UWA to collaborate on ammonia as clean fuel

The University of Western Australia has signed a collaborative research agreement with China’s National Institute of Clean and Low Carbon Energy to research the use of ammonia as a clean transport fuel.

Under the agreement, the UWA Centre for Energy, led by internationally renowned energy expert Professor Dongke Zhang, will receive $1.8 million in research funding.

Professor Zhang said the successful completion of the project was likely to yield the world’s first practical ammonia-powered vehicle and ammonia-based hydrogen production plant, placing China and Australia in the leading pack of the global ‘hydrogen economy’ race.

“Liquid hydrocarbons derived from crude oil have emerged as the most convenient transport fuels because of their high energy density, flexible shape and easy handling for on-board storage and use,” he said.
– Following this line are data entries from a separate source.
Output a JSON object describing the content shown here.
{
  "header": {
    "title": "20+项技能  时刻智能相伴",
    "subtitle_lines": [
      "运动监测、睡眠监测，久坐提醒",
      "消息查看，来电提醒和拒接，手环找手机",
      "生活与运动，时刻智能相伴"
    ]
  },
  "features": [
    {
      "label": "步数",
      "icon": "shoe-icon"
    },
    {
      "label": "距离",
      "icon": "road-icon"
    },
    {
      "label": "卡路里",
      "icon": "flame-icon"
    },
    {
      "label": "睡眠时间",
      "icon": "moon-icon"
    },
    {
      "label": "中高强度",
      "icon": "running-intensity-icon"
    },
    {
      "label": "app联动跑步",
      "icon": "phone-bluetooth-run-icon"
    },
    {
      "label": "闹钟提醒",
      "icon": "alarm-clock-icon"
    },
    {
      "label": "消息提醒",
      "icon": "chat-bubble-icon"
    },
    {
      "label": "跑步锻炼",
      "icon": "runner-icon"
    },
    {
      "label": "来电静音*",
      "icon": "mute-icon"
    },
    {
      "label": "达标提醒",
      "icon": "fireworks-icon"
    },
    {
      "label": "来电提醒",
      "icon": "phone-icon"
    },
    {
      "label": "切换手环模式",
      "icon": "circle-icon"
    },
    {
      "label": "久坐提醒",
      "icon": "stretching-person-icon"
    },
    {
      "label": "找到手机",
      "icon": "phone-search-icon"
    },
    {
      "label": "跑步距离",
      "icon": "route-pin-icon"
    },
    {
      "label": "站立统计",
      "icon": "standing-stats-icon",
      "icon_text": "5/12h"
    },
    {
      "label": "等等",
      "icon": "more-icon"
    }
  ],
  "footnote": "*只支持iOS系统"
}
“But in a carbon-constrained world, there are two strategies for de-carbonisation of transport: electrification and carbon-free alternative fuels. In the concept of a ‘hydrogen economy’, hydrogen is considered as the ultimate carbon-free fuel and energy carrier for both transport and electric power applications.

“However, the fact that pure hydrogen does not exist naturally and has a low volumetric energy density, even in the liquid form under cryogenic conditions, means that hydrogen is faced with immense technical, economical and infrastructure challenges before it can play a major role in powering transportation. It is clear that hydrogen would require a suitable carrier.”
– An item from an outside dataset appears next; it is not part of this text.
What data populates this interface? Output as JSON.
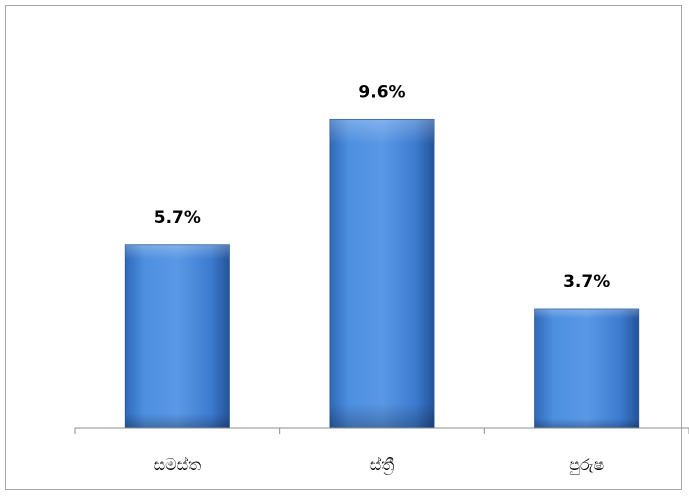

With its high content of hydrogen per unit of mass or volume, Professor Zhang said ammonia was an excellent hydrogen carrier.

“Ammonia is itself a carbon-free liquid fuel possessing many advantageous properties,” he said. “Ammonia can also be synthesised by using renewable energy sources only so that the entire life-cycle process of ammonia production and use can be made absolutely free of carbon.
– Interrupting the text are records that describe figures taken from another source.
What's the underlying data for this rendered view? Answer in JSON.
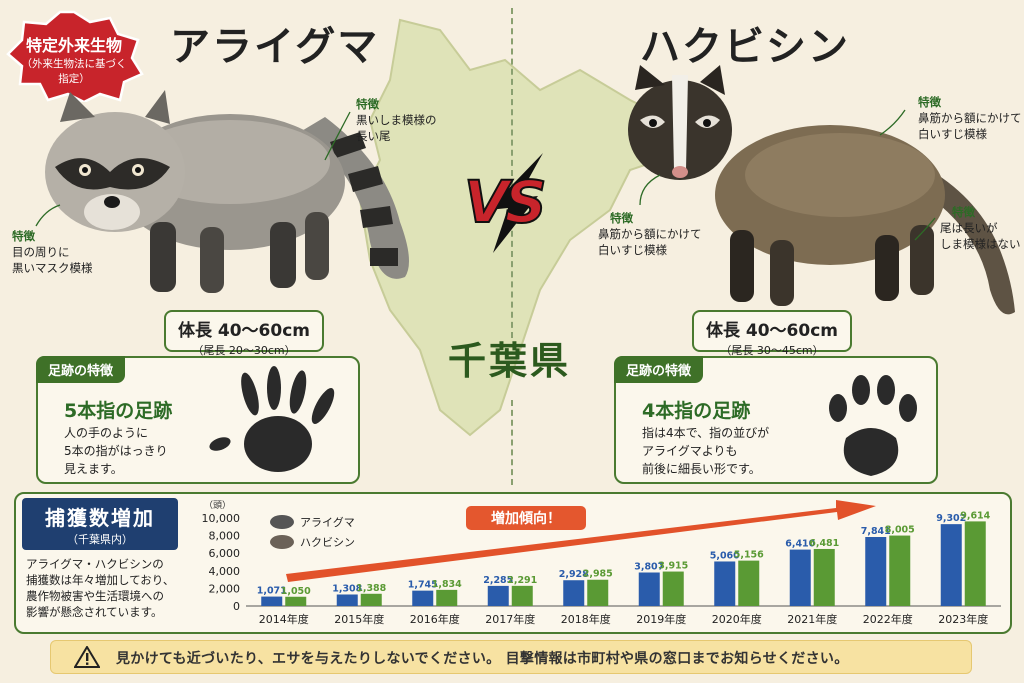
{
  "raccoon": {
    "name": "アライグマ",
    "badge_title": "特定外来生物",
    "badge_sub_1": "（外来生物法に基づく",
    "badge_sub_2": "指定）",
    "feature_tail": {
      "heading": "特徴",
      "line1": "黒いしま模様の",
      "line2": "長い尾"
    },
    "feature_face": {
      "heading": "特徴",
      "line1": "目の周りに",
      "line2": "黒いマスク模様"
    },
    "size_main": "体長 40～60cm",
    "size_sub": "（尾長 20～30cm）",
    "footprint_header": "足跡の特徴",
    "footprint_title": "5本指の足跡",
    "footprint_desc_1": "人の手のように",
    "footprint_desc_2": "5本の指がはっきり",
    "footprint_desc_3": "見えます。"
  },
  "civet": {
    "name": "ハクビシン",
    "feature_forehead_top": {
      "heading": "特徴",
      "line1": "鼻筋から額にかけて",
      "line2": "白いすじ模様"
    },
    "feature_forehead_side": {
      "heading": "特徴",
      "line1": "鼻筋から額にかけて",
      "line2": "白いすじ模様"
    },
    "feature_tail": {
      "heading": "特徴",
      "line1": "尾は長いが",
      "line2": "しま模様はない"
    },
    "size_main": "体長 40～60cm",
    "size_sub": "（尾長 30～45cm）",
    "footprint_header": "足跡の特徴",
    "footprint_title": "4本指の足跡",
    "footprint_desc_1": "指は4本で、指の並びが",
    "footprint_desc_2": "アライグマよりも",
    "footprint_desc_3": "前後に細長い形です。"
  },
  "vs_label": "VS",
  "prefecture": "千葉県",
  "chart_section": {
    "title": "捕獲数増加",
    "subtitle": "（千葉県内）",
    "desc_1": "アライグマ・ハクビシンの",
    "desc_2": "捕獲数は年々増加しており、",
    "desc_3": "農作物被害や生活環境への",
    "desc_4": "影響が懸念されています。",
    "trend_label": "増加傾向！"
  },
  "chart_data": {
    "type": "bar",
    "title": "",
    "xlabel": "",
    "ylabel": "（頭）",
    "ylim": [
      0,
      10000
    ],
    "yticks": [
      0,
      2000,
      4000,
      6000,
      8000,
      10000
    ],
    "ytick_labels": [
      "0",
      "2,000",
      "4,000",
      "6,000",
      "8,000",
      "10,000"
    ],
    "categories": [
      "2014年度",
      "2015年度",
      "2016年度",
      "2017年度",
      "2018年度",
      "2019年度",
      "2020年度",
      "2021年度",
      "2022年度",
      "2023年度"
    ],
    "legend_position": "top-left",
    "grid": false,
    "series": [
      {
        "name": "アライグマ",
        "color": "#2a5cab",
        "values": [
          1071,
          1308,
          1745,
          2285,
          2928,
          3807,
          5060,
          6410,
          7841,
          9302
        ],
        "labels": [
          "1,071",
          "1,308",
          "1,745",
          "2,285",
          "2,928",
          "3,807",
          "5,060",
          "6,410",
          "7,841",
          "9,302"
        ]
      },
      {
        "name": "ハクビシン",
        "color": "#5a9a34",
        "values": [
          1050,
          1388,
          1834,
          2291,
          2985,
          3915,
          5156,
          6481,
          8005,
          9614
        ],
        "labels": [
          "1,050",
          "1,388",
          "1,834",
          "2,291",
          "2,985",
          "3,915",
          "5,156",
          "6,481",
          "8,005",
          "9,614"
        ]
      }
    ]
  },
  "warning": {
    "text": "見かけても近づいたり、エサを与えたりしないでください。 目撃情報は市町村や県の窓口までお知らせください。",
    "icon": "warning-icon"
  },
  "colors": {
    "accent_green": "#3f7128",
    "raccoon_bar": "#2a5cab",
    "civet_bar": "#5a9a34",
    "badge_red": "#c8242b",
    "navy": "#1f3f70"
  }
}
“In the meantime, ammonia can also serve as a hydrogen carrier for easy storage, transport and distribution of hydrogen for fuel cell vehicle applications.”

Dr Wayne Xu, chief technology officer of the National Institute of Clean and Low Carbon Energy (NICE), said he was confident that the collaboration would lead to the greatest innovation in mass transport since Rudolph Diesel’s invention of compression ignition engine.

“The success of this research will deliver an immediate benefit in combating the urban air pollution challenge in China and many other rapidly rising economies,” Dr Xu said.

Professor Zhang said the project would also enhance science, technology, economic and cultural ties between the two institutions and between China and Australia.